Un simbolo della nonviolenza attiva: il gesto di Turi Vaccaro è legittima difesa contro l'illegalità delle armi nucleari

Oggi 27 ottobre Turi Vaccaro, noto attivista nonviolento, è stato condannato dal tribunale olandese di Breda a sei mesi di carcere e 750.000 euro di ammenda, che se non pagherà dovrà scontare con dodici mesi aggiuntivi di detenzione.

Così è stata punita l'azione compiua da Turi il 10 agosto, anniversario di Nagasaki: è entrato nella base militare Nato di Wonsdrecht ed ha danneggiato, rendendoli inservibili, i comandi di due F16, aerei cacciabombardieri con capacità nucleari. (Ogni singolo F16 costa 15 milioni di euro).
Vaccaro è noto in Italia per l'impegno antimilitarista, fin dai tempi della lotta contro gli euromissili (inizio anni Ottanta). Si è poi trasferito in Olanda dove attualmente vive.

La solidarietà con Turi è stata espressa con una conferenza stampa oggi alla sala stampa della Camera con la presenza di: On. Mauro Bulgarelli, dei Verdi, Sen. Luigi Malbarba, capogruppo al Senato del PRC, Alfonso Navarra, Lega disarmo unilaterale; il missionario comboniano Alex Zanotelli; Angelo Baracca, del Comitato scienziati e scienziate contro la guerra; Tonino Drago, ex presidente della Commissione difesa civile non armata e il sociologo dell'educazione alla pace Lorenzo Porta.
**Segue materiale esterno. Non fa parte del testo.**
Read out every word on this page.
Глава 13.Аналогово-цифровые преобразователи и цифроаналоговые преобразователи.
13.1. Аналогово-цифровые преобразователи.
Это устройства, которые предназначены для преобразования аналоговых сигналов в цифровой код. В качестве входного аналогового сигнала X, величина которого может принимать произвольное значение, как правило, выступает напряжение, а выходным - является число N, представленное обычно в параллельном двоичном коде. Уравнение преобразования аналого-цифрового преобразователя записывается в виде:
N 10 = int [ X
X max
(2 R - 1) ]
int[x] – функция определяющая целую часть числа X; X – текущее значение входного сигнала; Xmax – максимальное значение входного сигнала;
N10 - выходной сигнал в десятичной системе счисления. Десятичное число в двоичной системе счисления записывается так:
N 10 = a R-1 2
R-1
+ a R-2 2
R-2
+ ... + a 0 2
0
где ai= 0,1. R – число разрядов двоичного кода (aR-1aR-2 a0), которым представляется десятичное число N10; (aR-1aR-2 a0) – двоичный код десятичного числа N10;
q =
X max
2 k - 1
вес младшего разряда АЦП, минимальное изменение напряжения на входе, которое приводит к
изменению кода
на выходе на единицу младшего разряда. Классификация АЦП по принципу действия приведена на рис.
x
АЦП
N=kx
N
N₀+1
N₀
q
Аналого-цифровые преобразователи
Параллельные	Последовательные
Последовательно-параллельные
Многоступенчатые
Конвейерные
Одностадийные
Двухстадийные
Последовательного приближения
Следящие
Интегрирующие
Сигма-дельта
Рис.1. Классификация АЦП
Tutti gli intervenuti si sono dichiarati solidali perché questo gesto individuale, nonviolento, con profonde radici religiose e cristiane, ha fatto emergere - in un momento tragico - un vuoto di riflessione ed iniziative sul riarmo e la sperimentazione atomiche, che stanno proliferando ovunque. In un mondo come il nostro, afflitto da un sistema economico e finanziario che uccide 50 milioni di persone all'anno per fame, questa escalation diventa una vergogna inaccettabile.

L'illegalità non è l'azione di Turi, ma il comportamento degli Stati che continuano a sviluppare le armi nucleari e ad accettarle sul proprio territorio, contro i trattati da essi stessi firmati. I parlamentari presenti hanno assunto l'impegno di redigere una mozione parlamentare, da presentare al Parlamento italiano e per conoscenza a quelli olandese ed europeo, che veda il piÃ’ ampio coinvolgimento in solidarietà con Turi e per il disarmo nucleare subito.